Si sono presentati in cinque negozi di via Oberdan e Murcarolo, fra Quinto e Nervi, nel levante di Genova, offrendo ai proprietari appoggio economico (prestiti a tassi molto inferiori a quelli di mercato) e una non meglio precisata "protezione". Come garanzia della loro "affidabilità" hanno mostrato mazzette di banconote e spiegato ai commercianti che potevano stare tranquilli perché «noi due siamo calabresi»...

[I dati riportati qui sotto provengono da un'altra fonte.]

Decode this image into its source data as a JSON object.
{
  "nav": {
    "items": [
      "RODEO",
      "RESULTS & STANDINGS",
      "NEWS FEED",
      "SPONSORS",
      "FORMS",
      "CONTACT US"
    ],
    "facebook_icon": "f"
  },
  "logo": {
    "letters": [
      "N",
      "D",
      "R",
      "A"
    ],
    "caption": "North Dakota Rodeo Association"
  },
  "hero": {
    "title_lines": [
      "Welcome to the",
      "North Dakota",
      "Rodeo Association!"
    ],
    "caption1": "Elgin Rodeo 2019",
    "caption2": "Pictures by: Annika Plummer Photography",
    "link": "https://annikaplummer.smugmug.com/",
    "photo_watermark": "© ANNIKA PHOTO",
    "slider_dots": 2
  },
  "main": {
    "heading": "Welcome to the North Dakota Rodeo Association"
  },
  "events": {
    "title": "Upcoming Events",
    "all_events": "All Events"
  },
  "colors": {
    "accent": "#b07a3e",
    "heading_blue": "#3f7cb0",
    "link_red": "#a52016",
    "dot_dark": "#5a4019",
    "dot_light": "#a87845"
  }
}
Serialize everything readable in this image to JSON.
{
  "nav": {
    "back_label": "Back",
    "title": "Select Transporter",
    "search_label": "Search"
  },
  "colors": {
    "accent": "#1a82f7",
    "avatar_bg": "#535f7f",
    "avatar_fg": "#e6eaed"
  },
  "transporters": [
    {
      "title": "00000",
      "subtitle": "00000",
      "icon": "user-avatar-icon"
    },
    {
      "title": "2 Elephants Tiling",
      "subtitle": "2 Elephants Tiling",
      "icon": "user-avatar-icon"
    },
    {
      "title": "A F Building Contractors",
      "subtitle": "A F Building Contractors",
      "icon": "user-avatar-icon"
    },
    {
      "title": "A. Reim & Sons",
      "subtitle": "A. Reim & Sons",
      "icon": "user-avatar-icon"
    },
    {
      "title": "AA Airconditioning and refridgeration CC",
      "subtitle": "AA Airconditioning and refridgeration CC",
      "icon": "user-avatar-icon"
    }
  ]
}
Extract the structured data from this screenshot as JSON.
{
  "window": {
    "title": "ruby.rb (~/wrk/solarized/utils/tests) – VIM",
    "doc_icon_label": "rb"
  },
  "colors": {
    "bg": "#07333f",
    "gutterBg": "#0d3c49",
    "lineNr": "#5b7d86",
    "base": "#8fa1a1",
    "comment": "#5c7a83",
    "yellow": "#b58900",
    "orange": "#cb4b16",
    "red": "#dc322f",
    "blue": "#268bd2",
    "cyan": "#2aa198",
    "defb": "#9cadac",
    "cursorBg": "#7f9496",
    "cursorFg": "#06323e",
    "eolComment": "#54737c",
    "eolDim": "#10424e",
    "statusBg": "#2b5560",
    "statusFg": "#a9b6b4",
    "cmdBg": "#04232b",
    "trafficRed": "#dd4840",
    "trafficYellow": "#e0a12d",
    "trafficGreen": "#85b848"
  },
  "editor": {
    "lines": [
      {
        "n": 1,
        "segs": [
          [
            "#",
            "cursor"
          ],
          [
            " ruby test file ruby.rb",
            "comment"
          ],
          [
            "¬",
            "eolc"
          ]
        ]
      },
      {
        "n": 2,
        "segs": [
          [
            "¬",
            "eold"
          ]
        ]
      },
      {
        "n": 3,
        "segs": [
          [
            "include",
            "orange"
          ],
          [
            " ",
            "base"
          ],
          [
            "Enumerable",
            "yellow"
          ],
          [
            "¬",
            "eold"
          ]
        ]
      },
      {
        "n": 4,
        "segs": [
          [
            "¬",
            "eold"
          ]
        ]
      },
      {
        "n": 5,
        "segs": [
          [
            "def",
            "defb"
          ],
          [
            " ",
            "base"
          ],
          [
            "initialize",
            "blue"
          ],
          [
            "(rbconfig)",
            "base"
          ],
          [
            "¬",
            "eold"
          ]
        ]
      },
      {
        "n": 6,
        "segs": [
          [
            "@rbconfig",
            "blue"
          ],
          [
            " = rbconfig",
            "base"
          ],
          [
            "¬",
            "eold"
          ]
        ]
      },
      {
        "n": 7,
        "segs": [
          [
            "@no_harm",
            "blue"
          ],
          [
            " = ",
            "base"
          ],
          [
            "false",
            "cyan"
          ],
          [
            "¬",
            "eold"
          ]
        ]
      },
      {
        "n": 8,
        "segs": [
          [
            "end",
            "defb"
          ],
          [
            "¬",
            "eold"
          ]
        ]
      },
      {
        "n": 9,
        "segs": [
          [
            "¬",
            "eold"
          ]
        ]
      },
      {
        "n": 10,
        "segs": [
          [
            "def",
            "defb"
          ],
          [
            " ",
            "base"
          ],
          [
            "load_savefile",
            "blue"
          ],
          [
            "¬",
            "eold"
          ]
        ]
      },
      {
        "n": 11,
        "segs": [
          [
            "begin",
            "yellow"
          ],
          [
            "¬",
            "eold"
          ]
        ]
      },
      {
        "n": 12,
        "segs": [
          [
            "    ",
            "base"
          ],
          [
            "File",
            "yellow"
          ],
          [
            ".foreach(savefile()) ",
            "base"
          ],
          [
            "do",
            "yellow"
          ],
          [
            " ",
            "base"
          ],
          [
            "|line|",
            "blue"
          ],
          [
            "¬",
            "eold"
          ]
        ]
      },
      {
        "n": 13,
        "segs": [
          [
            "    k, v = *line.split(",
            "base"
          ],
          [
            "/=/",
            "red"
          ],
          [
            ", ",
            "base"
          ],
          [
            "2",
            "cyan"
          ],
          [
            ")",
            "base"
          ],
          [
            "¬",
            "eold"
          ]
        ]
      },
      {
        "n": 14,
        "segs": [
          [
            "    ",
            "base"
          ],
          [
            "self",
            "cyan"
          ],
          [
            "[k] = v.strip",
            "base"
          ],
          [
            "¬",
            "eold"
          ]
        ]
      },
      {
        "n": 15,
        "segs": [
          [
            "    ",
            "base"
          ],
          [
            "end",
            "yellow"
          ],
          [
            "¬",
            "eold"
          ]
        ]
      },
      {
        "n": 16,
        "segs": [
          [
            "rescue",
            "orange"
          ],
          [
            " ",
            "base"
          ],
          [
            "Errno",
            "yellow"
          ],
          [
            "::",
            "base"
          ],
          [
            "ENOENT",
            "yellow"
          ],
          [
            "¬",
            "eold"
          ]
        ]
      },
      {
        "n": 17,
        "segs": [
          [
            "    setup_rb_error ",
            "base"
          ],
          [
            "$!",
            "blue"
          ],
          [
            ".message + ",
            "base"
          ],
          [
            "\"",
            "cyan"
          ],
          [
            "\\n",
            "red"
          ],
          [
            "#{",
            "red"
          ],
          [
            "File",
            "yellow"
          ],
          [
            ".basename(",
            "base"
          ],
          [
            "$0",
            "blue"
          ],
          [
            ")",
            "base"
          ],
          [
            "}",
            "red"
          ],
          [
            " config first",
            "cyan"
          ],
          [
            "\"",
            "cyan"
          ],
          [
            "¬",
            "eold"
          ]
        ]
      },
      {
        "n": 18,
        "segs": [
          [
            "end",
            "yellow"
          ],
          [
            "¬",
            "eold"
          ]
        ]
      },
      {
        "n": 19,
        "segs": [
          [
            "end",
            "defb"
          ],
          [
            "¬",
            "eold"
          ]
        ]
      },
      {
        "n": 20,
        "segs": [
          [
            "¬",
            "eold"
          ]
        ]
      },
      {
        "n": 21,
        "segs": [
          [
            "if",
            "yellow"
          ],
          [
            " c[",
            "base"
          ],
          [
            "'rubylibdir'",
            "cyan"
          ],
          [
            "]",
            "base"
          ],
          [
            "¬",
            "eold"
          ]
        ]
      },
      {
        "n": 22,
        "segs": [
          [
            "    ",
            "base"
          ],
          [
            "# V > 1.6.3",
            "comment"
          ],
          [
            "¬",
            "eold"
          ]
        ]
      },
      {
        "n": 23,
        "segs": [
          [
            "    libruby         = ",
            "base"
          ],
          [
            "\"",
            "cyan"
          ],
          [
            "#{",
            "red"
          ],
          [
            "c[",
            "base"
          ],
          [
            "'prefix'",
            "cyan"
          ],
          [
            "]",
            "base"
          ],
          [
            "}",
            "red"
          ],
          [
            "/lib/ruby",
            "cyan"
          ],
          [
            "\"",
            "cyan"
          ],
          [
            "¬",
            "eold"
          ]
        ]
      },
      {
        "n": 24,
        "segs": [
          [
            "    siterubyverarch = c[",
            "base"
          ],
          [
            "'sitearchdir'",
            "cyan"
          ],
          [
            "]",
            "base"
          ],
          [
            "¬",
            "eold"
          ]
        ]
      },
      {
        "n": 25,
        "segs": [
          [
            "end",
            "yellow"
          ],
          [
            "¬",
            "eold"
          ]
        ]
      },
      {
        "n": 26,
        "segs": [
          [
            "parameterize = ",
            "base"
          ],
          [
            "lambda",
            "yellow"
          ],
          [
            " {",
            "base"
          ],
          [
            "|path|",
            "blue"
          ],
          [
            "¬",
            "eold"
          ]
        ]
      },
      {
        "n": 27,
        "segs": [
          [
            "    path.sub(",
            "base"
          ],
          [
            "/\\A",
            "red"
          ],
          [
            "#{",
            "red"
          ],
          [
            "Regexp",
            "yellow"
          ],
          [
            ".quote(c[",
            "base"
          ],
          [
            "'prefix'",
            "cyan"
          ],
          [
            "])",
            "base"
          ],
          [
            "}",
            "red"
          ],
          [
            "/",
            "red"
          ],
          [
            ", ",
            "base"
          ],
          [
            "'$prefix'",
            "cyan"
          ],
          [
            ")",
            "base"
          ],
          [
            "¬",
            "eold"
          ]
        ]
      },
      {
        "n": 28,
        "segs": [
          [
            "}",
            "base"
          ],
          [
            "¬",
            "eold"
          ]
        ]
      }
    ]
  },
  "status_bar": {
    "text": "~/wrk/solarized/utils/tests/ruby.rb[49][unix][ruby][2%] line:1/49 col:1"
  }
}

Gli episodi, secondo quanto segnalato ai carabinieri della stazione di Nervi, risalgono allo scorso 21 ottobre; nessun negoziante ha accettato le offerte.

Le indagini dei militari hanno permesso di risalire ai due malviventi, due uomini di 28 e 38 anni (D.L.A. e L.B.), incensurati, che si trovavano a Genova - ospitati in una struttura religiosa del levante - perché un loro parente era ricoverato in un ospedale della città. Il 22 ottobre, il giorno successivo al loro «sondaggio del terreno» (come lo chiamano i carabinieri), i due se ne sono tornati a casa.

Grazie alla collaborazione dei carabinieri di Cassano allo Ionio, i militari di Genova sono riusciti ad avere le fotografie dei due uomini, che sono stati riconosciuti dai commercianti; i due sono stati denunciati per tentativo di esercizio di abusiva attività finanziaria, un reato punibile con la reclusione da sei mesi a quattro anni e con una multa da 2000 a 10.000 euro.